Banggar DPR Ingatkan Pelaku Usaha: Menolak Rupiah Ada Sanksi Pidana

Banggar DPR Ingatkan Pelaku Usaha: Menolak Rupiah Ada Sanksi Pidana
Ilustrasi pembayaran tunai dan pembayaran menggunakan QRIS. (Foto: Istimewa)

Iniloh.id – Badan Anggaran Dewan Perwakilan Rakyat (Banggar DPR) RI mengingatkan seluruh pelaku usaha agar tidak menolak pembayaran tunai menggunakan rupiah.

Penolakan terhadap uang tunai rupiah dapat berujung sanksi pidana berupa hukuman penjara maksimal satu tahun serta denda hingga Rp200 juta.

Ketua Banggar DPR RI, Said Abdullah, menegaskan bahwa rupiah merupakan alat pembayaran yang sah dan wajib diterima di seluruh wilayah Indonesia.
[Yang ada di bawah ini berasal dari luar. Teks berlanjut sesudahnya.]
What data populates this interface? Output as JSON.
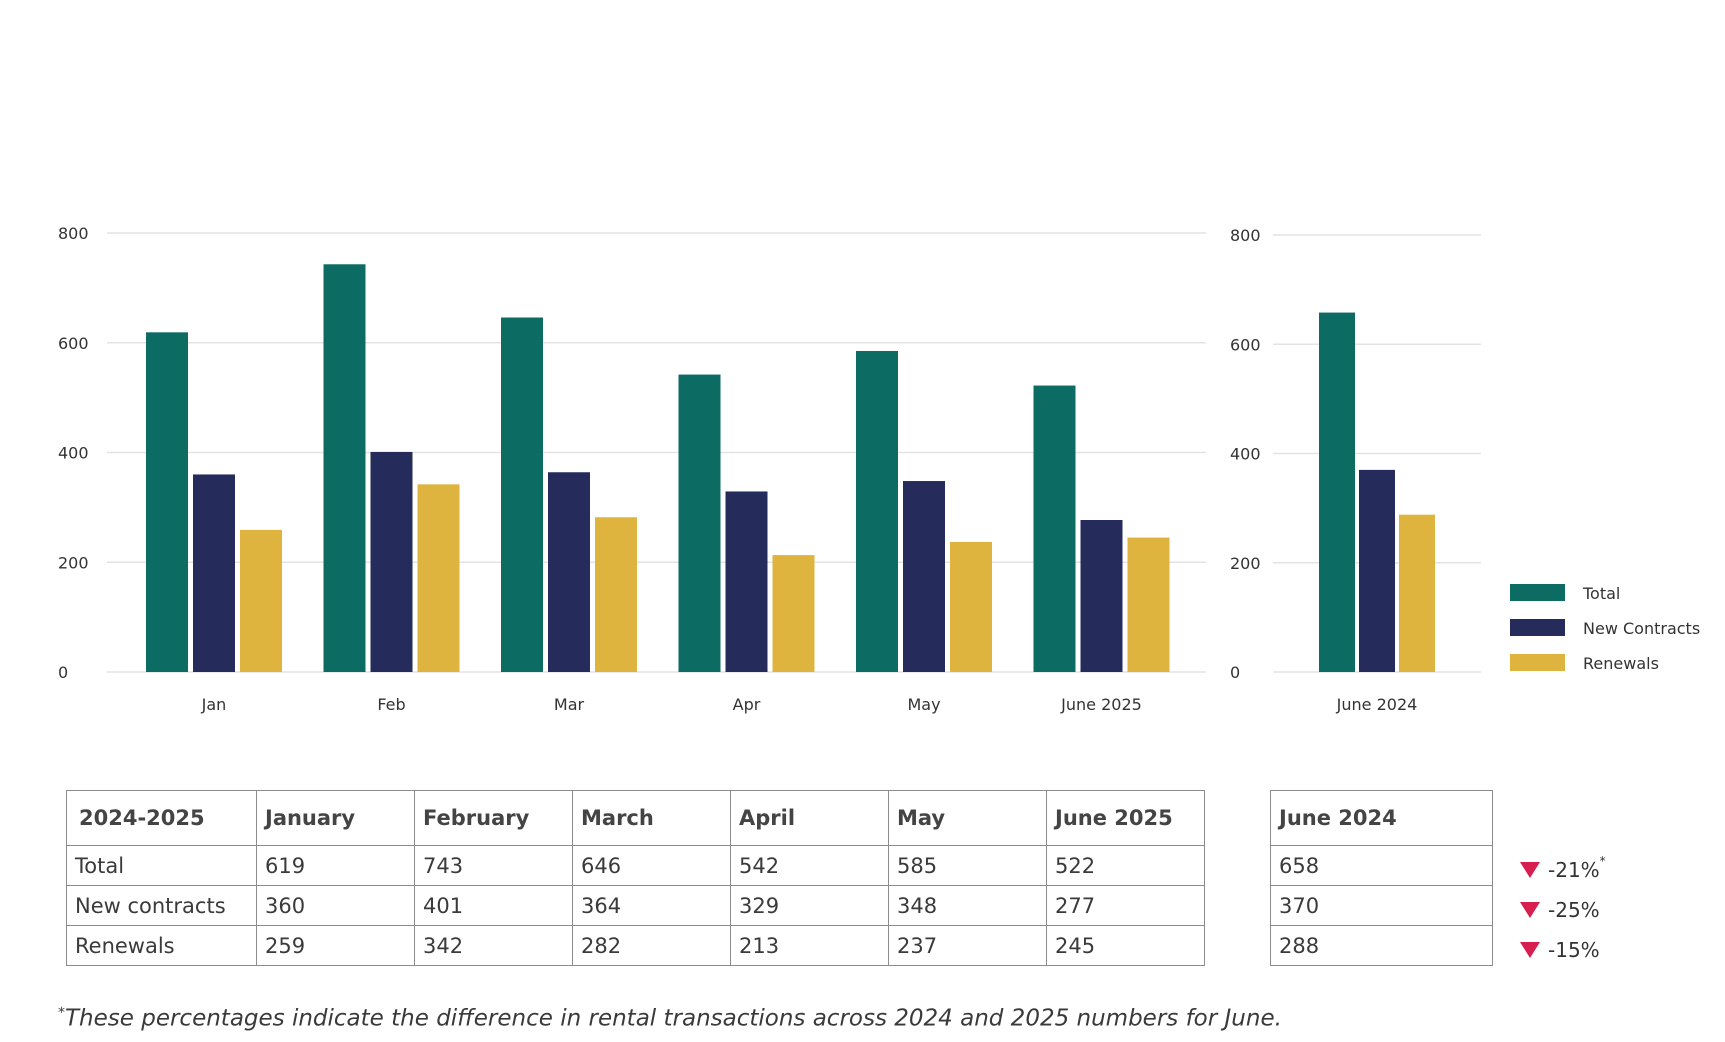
{
  "chart_data": [
    {
      "type": "bar",
      "categories": [
        "Jan",
        "Feb",
        "Mar",
        "Apr",
        "May",
        "June 2025"
      ],
      "series": [
        {
          "name": "Total",
          "values": [
            619,
            743,
            646,
            542,
            585,
            522
          ]
        },
        {
          "name": "New Contracts",
          "values": [
            360,
            401,
            364,
            329,
            348,
            277
          ]
        },
        {
          "name": "Renewals",
          "values": [
            259,
            342,
            282,
            213,
            237,
            245
          ]
        }
      ],
      "ylim": [
        0,
        800
      ],
      "yticks": [
        0,
        200,
        400,
        600,
        800
      ],
      "grid": true
    },
    {
      "type": "bar",
      "categories": [
        "June 2024"
      ],
      "series": [
        {
          "name": "Total",
          "values": [
            658
          ]
        },
        {
          "name": "New Contracts",
          "values": [
            370
          ]
        },
        {
          "name": "Renewals",
          "values": [
            288
          ]
        }
      ],
      "ylim": [
        0,
        800
      ],
      "yticks": [
        0,
        200,
        400,
        600,
        800
      ],
      "grid": true,
      "legend": "right"
    }
  ],
  "colors": {
    "Total": "#0c6b63",
    "New Contracts": "#252b5a",
    "Renewals": "#deb43f",
    "grid": "#e3e3e3",
    "decrease": "#d61f4f"
  },
  "legend": [
    "Total",
    "New Contracts",
    "Renewals"
  ],
  "table": {
    "header": [
      "2024-2025",
      "January",
      "February",
      "March",
      "April",
      "May",
      "June 2025"
    ],
    "rows": [
      {
        "label": "Total",
        "values": [
          "619",
          "743",
          "646",
          "542",
          "585",
          "522"
        ]
      },
      {
        "label": "New contracts",
        "values": [
          "360",
          "401",
          "364",
          "329",
          "348",
          "277"
        ]
      },
      {
        "label": "Renewals",
        "values": [
          "259",
          "342",
          "282",
          "213",
          "237",
          "245"
        ]
      }
    ]
  },
  "june2024_table": {
    "header": "June 2024",
    "values": [
      "658",
      "370",
      "288"
    ]
  },
  "changes": [
    {
      "text": "-21%",
      "marker": "*"
    },
    {
      "text": "-25%",
      "marker": ""
    },
    {
      "text": "-15%",
      "marker": ""
    }
  ],
  "change_icon": "down-triangle-icon",
  "footnote": {
    "marker": "*",
    "text": "These percentages indicate the difference in rental transactions across 2024 and 2025 numbers for June."
  }
}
Ketentuan tersebut telah diatur secara tegas dalam Undang-Undang Nomor 7 Tahun 2011 tentang Mata Uang.

Bacaan Lainnya

“Rupiah adalah alat pembayaran yang sah dan berlaku di seluruh Indonesia. Tidak ada alasan bagi pihak mana pun untuk menolak pembayaran menggunakan rupiah di dalam negeri,” ujar Said dalam keterangan resminya di Jakarta, Sabtu (27/12).

Pernyataan ini disampaikan menyusul viralnya sebuah video di media sosial yang memperlihatkan seorang konsumen lanjut usia ditolak saat hendak membayar secara tunai di sebuah toko roti.

Dalam rekaman tersebut, pihak toko hanya melayani pembayaran melalui QRIS dan menolak uang fisik.

Video yang diunggah akun Instagram @arli_alcatraz itu disebut terjadi di kawasan halte Transjakarta Monas pada Kamis (18/12).

Aksi penolakan tersebut menuai kritik luas dari warganet dan memicu perdebatan publik mengenai kewajiban merchant menerima uang tunai.

Said menilai, penolakan pembayaran tunai bukan sekadar persoalan layanan, melainkan menyangkut kepatuhan terhadap hukum.

Ia menegaskan, digitalisasi transaksi memang perlu didorong, namun tidak boleh menghilangkan hak konsumen untuk membayar dengan uang tunai.

“Transaksi nontunai kita dukung, tapi itu tidak boleh bersifat memaksa. Selama aturan belum berubah, pembayaran tunai dengan rupiah tetap wajib diterima,” tegasnya.

Ia juga meminta Bank Indonesia (BI) untuk lebih aktif melakukan edukasi kepada pelaku usaha dan masyarakat terkait posisi rupiah sebagai mata uang nasional yang sah.

Menurutnya, masih banyak pelaku usaha yang belum memahami konsekuensi hukum dari penolakan uang tunai.

Selain itu, Said menyinggung kondisi geografis Indonesia yang belum sepenuhnya terjangkau jaringan internet serta tingkat literasi keuangan yang belum merata. Faktor tersebut, kata dia, menjadi alasan kuat mengapa opsi pembayaran tunai harus tetap tersedia.

“Bahkan di negara maju seperti Singapura, pembayaran tunai masih dilayani. Indonesia dengan kondisi geografis dan literasi keuangan saat ini jelas masih membutuhkan sistem pembayaran tunai,” pungkasnya.